This function imports analysis results from CSV files in long table format, where each row represents a unique observation of a feature-value pair for an analysis (sample), along with associated feature variables and other metadata. See "Details" below for more information on using this function.
Usage
import_data_csv_long(
data = NULL,
path,
import_metadata = TRUE,
column_mapping = NULL,
na_strings = "NA",
warn_unrecognized_columns = TRUE,
silent = FALSE
)
Arguments
- data
A
MidarExperiment
object to which the imported data will be added.- path
A single file path, multiple file paths, or a directory path. If a directory is provided, all
*.csv
files within will be imported.- import_metadata
Logical indicating whether to import additional metadata columns (e.g., batch ID, sample type) into the
MidarExperiment
object. Supported metadata column names include"qc_type"
,"batch_id"
,"is_quantifier"
,"is_istd"
, and"analysis_order"
.- column_mapping
A named character vector mapping internal column names to CSV column names. Should include keys such as
"analysis_id"
,"feature_id"
, and feature variable names. IfNULL
(default), the function attempts automatic detection.- na_strings
Character vector of strings to interpret as missing values (
NA
). Blank fields are always treated as missing.- warn_unrecognized_columns
Logical indicating whether to issue a warning when unknown columns are encountered in the dataset.
- silent
Logical indicating whether to suppress most notifications and messages.
Details
When no column mapping is provided via the column_mapping
argument, the
function will automatically detect and import columns with the following
names:
CSV Column Name | MiDAR Internal Name | Required |
analysis_id | analysis_id | Yes |
feature_id | feature_id | Yes |
qc_type | qc_type | No |
sample_id | sample_id | No |
batch_id | batch_id | No |
istd_feature_id | istd_feature_id | No |
feature_class | feature_class | No |
analyte_id | analyte_id | No |
precursor_mz | method_precursor_mz | No |
product_mz | method_product_mz | No |
area | feature_area | No |
height | feature_height | No |
intensity | feature_intensity | No |
rt | feature_rt | No |
fwhm | feature_fwhm | No |
width | feature_width | No |
Detection of these columns is case-insensitive. Additionally, if feature
variable columns use the internal naming convention with prefixes
"feature_" or "method_" (e.g. feature_area
instead of area
), the
function will detect and import them automatically.

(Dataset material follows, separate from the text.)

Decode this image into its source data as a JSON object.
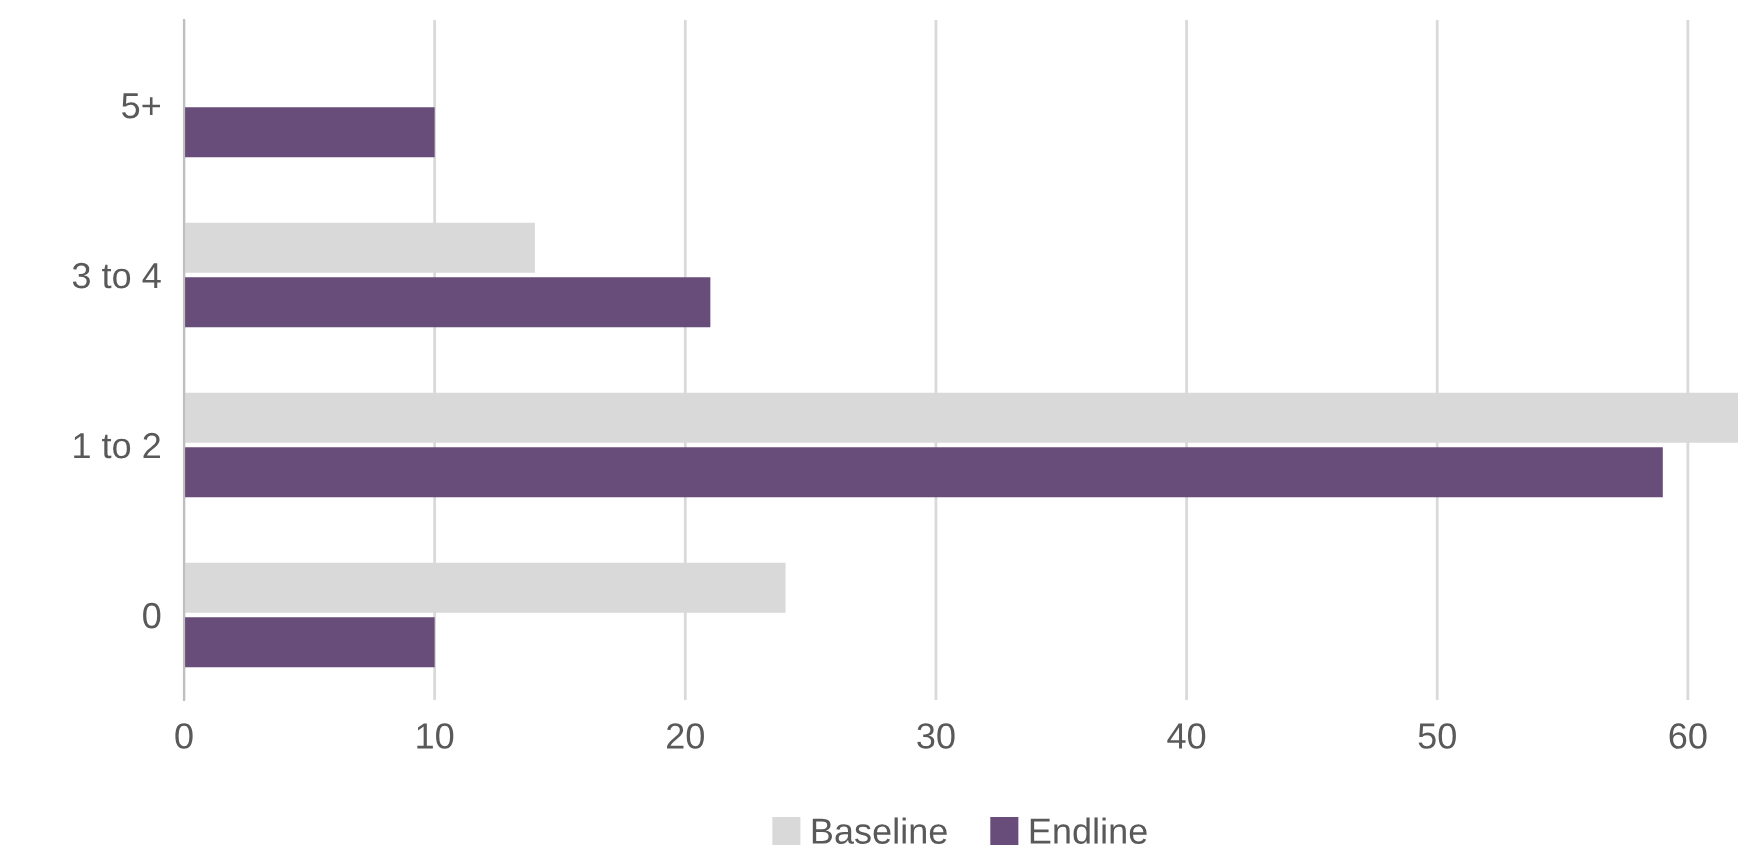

To import data with different column names, provide a named vector mapping
CSV column names to the internal column names used by MidarExperiment
.
The mapping should be in the format:
c("analysis_id" = "[CSV column name for analysis]", "feature_id" = "[CSV column name for feature]", ...)
, where the right-hand side refers to the
exact column name in the CSV file header. Columns matching internal names
do not require mapping and will be imported automatically. The mapping is
case-insensitive.
Note that the dataset must contain an analysis identifier, either as an
analysis_id
column or via a mapped column.
The function processes all CSV files in the specified directory or the given file(s), combining them into a single dataset. This supports datasets split across multiple files during preprocessing. Each feature and raw data file pair should appear only once to avoid duplication.
The na_strings
parameter allows specifying character strings that should
be interpreted as NA
, ensuring proper handling of missing values.
Examples
file_path <- system.file("extdata", "plain_long_dataset.csv", package = "midar")
mexp <- MidarExperiment()
# Define the column mapping; right side is the CSV column name
col_map <- c(
"analysis_id" = "raw_data_filename",
"qc_type" = "qc_type",
"feature_id" = "feature_id",
"feature_class" = "feature_class",
"istd_feature_id" = "istd_feature_id",
"feature_rt" = "rt",
"feature_area" = "area"
)
mexp <- import_data_csv_long(
data = mexp,
path = file_path,
column_mapping = col_map,
import_metadata = TRUE
)
#> ! Following unrecognized columns present in the data and were ignored: "internal_standard", "time_stamp", "batch", "sample_type", "precursor_mz", "product_mz", "collision_energy", "polarity", "rt_apex", "area_normalized", "concentration", "height", "fwhm", "rt_int_start", and "rt_int_end".
#> ! Use argument `column_mapping` to define column mapping.
#> ✔ Imported 3 analyses with 4 features
#> ℹ `feature_area` selected as default feature intensity. Modify with `set_intensity_var()`.
#> ✔ Analysis metadata associated with 3 analyses.
#> ✔ Feature metadata associated with 4 features.
#> ℹ Analysis order was based on `analysis_order` column of imported data. Use `set_analysis_order` to change the order.
print(mexp)
#>
#> ── MidarExperiment ─────────────────────────────────────────────────────────────
#> Title:
#>
#> Processing status: Annotated raw AREA values
#>
#> ── Annotated Raw Data ──
#>
#> • Analyses: 3
#> • Features: 4
#> • Raw signal used for processing: `feature_area`
#>
#> ── Metadata ──
#>
#> • Analyses/samples: ✔
#> • Features/analytes: ✔
#> • Internal standards: ✖
#> • Response curves: ✖
#> • Calibrants/QC concentrations: ✖
#> • Study samples: ✖
#>
#> ── Processing Status ──
#>
#> • Isotope corrected: ✖
#> • ISTD normalized: ✖
#> • ISTD quantitated: ✖
#> • Drift corrected variables: ✖
#> • Batch corrected variables: ✖
#> • Feature filtering applied: ✖
#>
#> ── Exclusion of Analyses and Features ──
#>
#> • Analyses manually excluded (`analysis_id`): ✖
#> • Features manually excluded (`feature_id`): ✖